The scene felt like a truth Ferrera had always known, she told The Los Angeles Times.
“There’s no woman in my life who those words aren’t true for,” Ferrera told the Times. “Not a single one. And when we hear the truth, it hits in a certain way, and you can’t unhear it, right?”
Director Greta Gerwig said Ferrera was the right person to deliver the remarks in the film because, “America’s us.”
“America has lived in the world as a person and can kind of articulate all this. Barbie just got flat feet yesterday,” Gerwig explained to the Times.
Still, Ferrera said she felt her role in the film was a “miracle.”
“That kind of thing doesn’t often happen for Latinas in this industry.
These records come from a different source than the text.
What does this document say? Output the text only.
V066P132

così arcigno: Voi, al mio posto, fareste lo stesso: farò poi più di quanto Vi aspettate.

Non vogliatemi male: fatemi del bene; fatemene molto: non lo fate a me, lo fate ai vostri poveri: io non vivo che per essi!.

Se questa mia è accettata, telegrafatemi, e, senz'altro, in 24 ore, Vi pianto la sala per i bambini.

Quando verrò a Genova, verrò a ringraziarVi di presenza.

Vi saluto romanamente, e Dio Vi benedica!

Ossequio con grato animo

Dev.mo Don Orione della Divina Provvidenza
There are so few roles created for us, and it’s not in $100 million movies that are about cultural icons,” she said.
Ferrera told Vanity Fair the scene took two days and between 30 to 50 takes to film.
On social media, the moment has become a touchstone for women who feel that the speech perfectly articulates silent expectations they have been forced to contend with.
“This is what the inside of my brain sounds like EVERY DAY. The movie depicts womanhood like nothing I’ve seen before,” one person tweeted.
Another person posted, “this monologue could have either made or broken the film i’m so serious…..i am so glad it was perfect. i was sobbing.”
One person wrote the speech needed to “to be printed off, read daily and taught in school.”
While many said the speech was an important, powerful moment, others called it “corny” and claimed it amounted to “feminism 101.”
“i’m going to say something controversial, but people who are amazed by this monologue are people who have never thought critically about feminism or being a woman before,” one person tweeted.
Still, many who saw the film said the monologue will resonate with them long after “Barbie” leaves theaters.
“I started sobbing when I realized how big of a role America Ferrera had in the Barbie movie. I loved my Barbies growing up and I would routinely ask my dad how I could get lighter skin to look like my Barbies. AND NOW A LATINA IS HOLDING IT DOWN FOR THE BARBIE MOVIE,” one person tweeted. “I’m so happy for those little girls who hopefully won’t ask for lighter skin because they saw America taking up space.”